There is a small yellow ant called the Meadow-ant, which lives in great numbers on heaths and meadows, and has no sting. She keeps nearly all her honey-cows underground, putting them on the roots of the grass. Sometimes when you are ploughing up a field you may cut through one of these nests. If you do, stop a minute and watch the ants. Their first care will be for the ant-grubs and cocoons. But as soon as these are carried down you will see them fetching the little green plant-lice as carefully as if they were their own children.

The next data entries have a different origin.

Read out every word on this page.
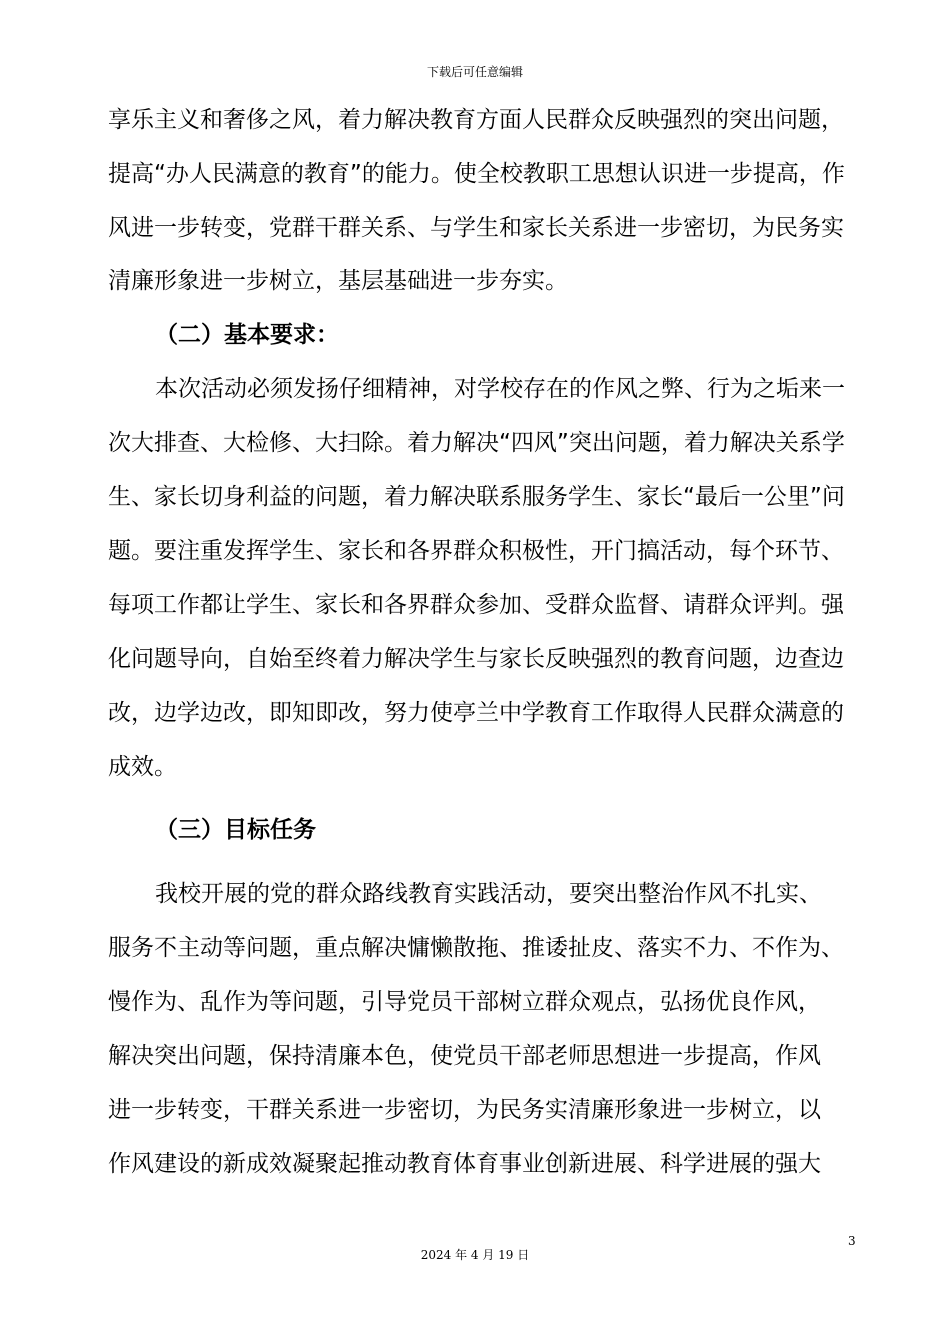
下载后可任意编辑
享乐主义和奢侈之风，着力解决教育方面人民群众反映强烈的突出问题，
提高“办人民满意的教育”的能力。使全校教职工思想认识进一步提高，作
风进一步转变，党群干群关系、与学生和家长关系进一步密切，为民务实
清廉形象进一步树立，基层基础进一步夯实。
（二）基本要求：
本次活动必须发扬仔细精神，对学校存在的作风之弊、行为之垢来一
次大排查、大检修、大扫除。着力解决“四风”突出问题，着力解决关系学
生、家长切身利益的问题，着力解决联系服务学生、家长“最后一公里”问
题。要注重发挥学生、家长和各界群众积极性，开门搞活动，每个环节、
每项工作都让学生、家长和各界群众参加、受群众监督、请群众评判。强
化问题导向，自始至终着力解决学生与家长反映强烈的教育问题，边查边
改，边学边改，即知即改，努力使亭兰中学教育工作取得人民群众满意的
成效。
（三）目标任务
我校开展的党的群众路线教育实践活动，要突出整治作风不扎实、
服务不主动等问题，重点解决慵懒散拖、推诿扯皮、落实不力、不作为、
慢作为、乱作为等问题，引导党员干部树立群众观点，弘扬优良作风，
解决突出问题，保持清廉本色，使党员干部老师思想进一步提高，作风
进一步转变，干群关系进一步密切，为民务实清廉形象进一步树立，以
作风建设的新成效凝聚起推动教育体育事业创新进展、科学进展的强大
3
2024 年 4 月 19 日
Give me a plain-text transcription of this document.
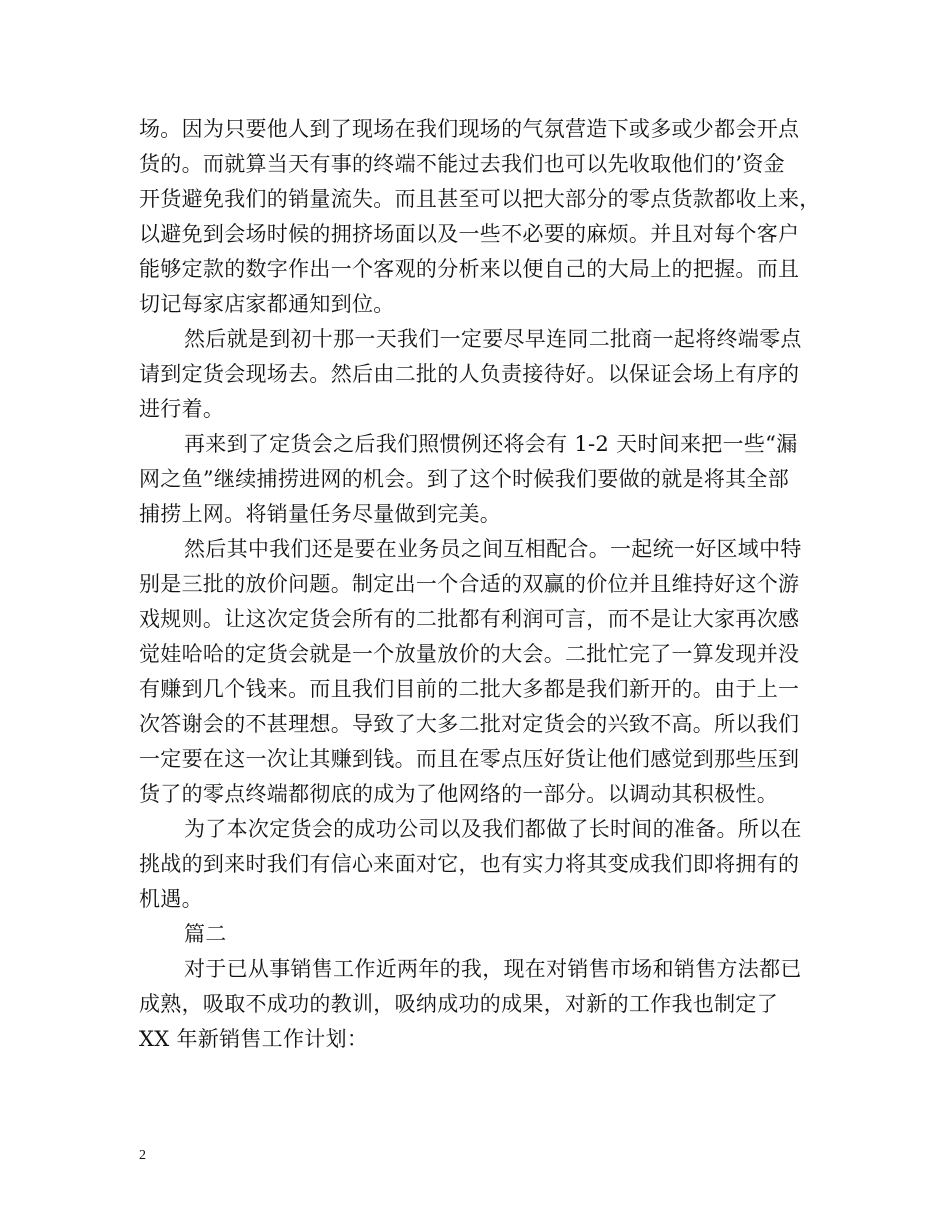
场。因为只要他人到了现场在我们现场的气氛营造下或多或少都会开点
货的。而就算当天有事的终端不能过去我们也可以先收取他们的’资金
开货避免我们的销量流失。而且甚至可以把大部分的零点货款都收上来，
以避免到会场时候的拥挤场面以及一些不必要的麻烦。并且对每个客户
能够定款的数字作出一个客观的分析来以便自己的大局上的把握。而且
切记每家店家都通知到位。

然后就是到初十那一天我们一定要尽早连同二批商一起将终端零点
请到定货会现场去。然后由二批的人负责接待好。以保证会场上有序的
进行着。

再来到了定货会之后我们照惯例还将会有 1-2 天时间来把一些“漏
网之鱼”继续捕捞进网的机会。到了这个时候我们要做的就是将其全部
捕捞上网。将销量任务尽量做到完美。

然后其中我们还是要在业务员之间互相配合。一起统一好区域中特
别是三批的放价问题。制定出一个合适的双赢的价位并且维持好这个游
戏规则。让这次定货会所有的二批都有利润可言，而不是让大家再次感
觉娃哈哈的定货会就是一个放量放价的大会。二批忙完了一算发现并没
有赚到几个钱来。而且我们目前的二批大多都是我们新开的。由于上一
次答谢会的不甚理想。导致了大多二批对定货会的兴致不高。所以我们
一定要在这一次让其赚到钱。而且在零点压好货让他们感觉到那些压到
货了的零点终端都彻底的成为了他网络的一部分。以调动其积极性。

为了本次定货会的成功公司以及我们都做了长时间的准备。所以在
挑战的到来时我们有信心来面对它，也有实力将其变成我们即将拥有的
机遇。

篇二

对于已从事销售工作近两年的我，现在对销售市场和销售方法都已
成熟，吸取不成功的教训，吸纳成功的成果，对新的工作我也制定了
XX 年新销售工作计划：

2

The Hill-ants do not bring their cows home. They visit them on the plants, and many battles between the ants of two nests begin because one colony has interfered with the other's cows. Then the working ants turn out of both nests and fall upon each other two and two, biting with their mandibles and standing on their hind legs, each trying to squirt formic acid over its enemy. These battles often go on for some days till one party is exhausted.
The battles are fought, and the honey-cows are milked, by the working ants, of which there may be thousands in a large nest. The queen-ants do no work, beyond laying the eggs. There may be two or three queen-ants in a large nest, and they never quarrel like queen-bees. When they are laying eggs in the home they have no wings. But in the summer there will be a number of winged male and female ants growing up in the nest, and some warm day they fly out, and you may see them rising and falling in the air like gnats. Then they tumble helplessly to the ground and crawl about. The males are eaten by birds or die. None of them go back to the nest. Those of the females which are not killed have their wings pulled off by the workers, or pull them off themselves, and they go back to lay eggs, or join a new nest.
Find any ants you can. Keep them a little, feeding them with honey and giving them some earth to build. Keep a few aphides on a plant to see the honey-drops. Examine an ant's nest by opening the side; put the aphides and cocoons back carefully.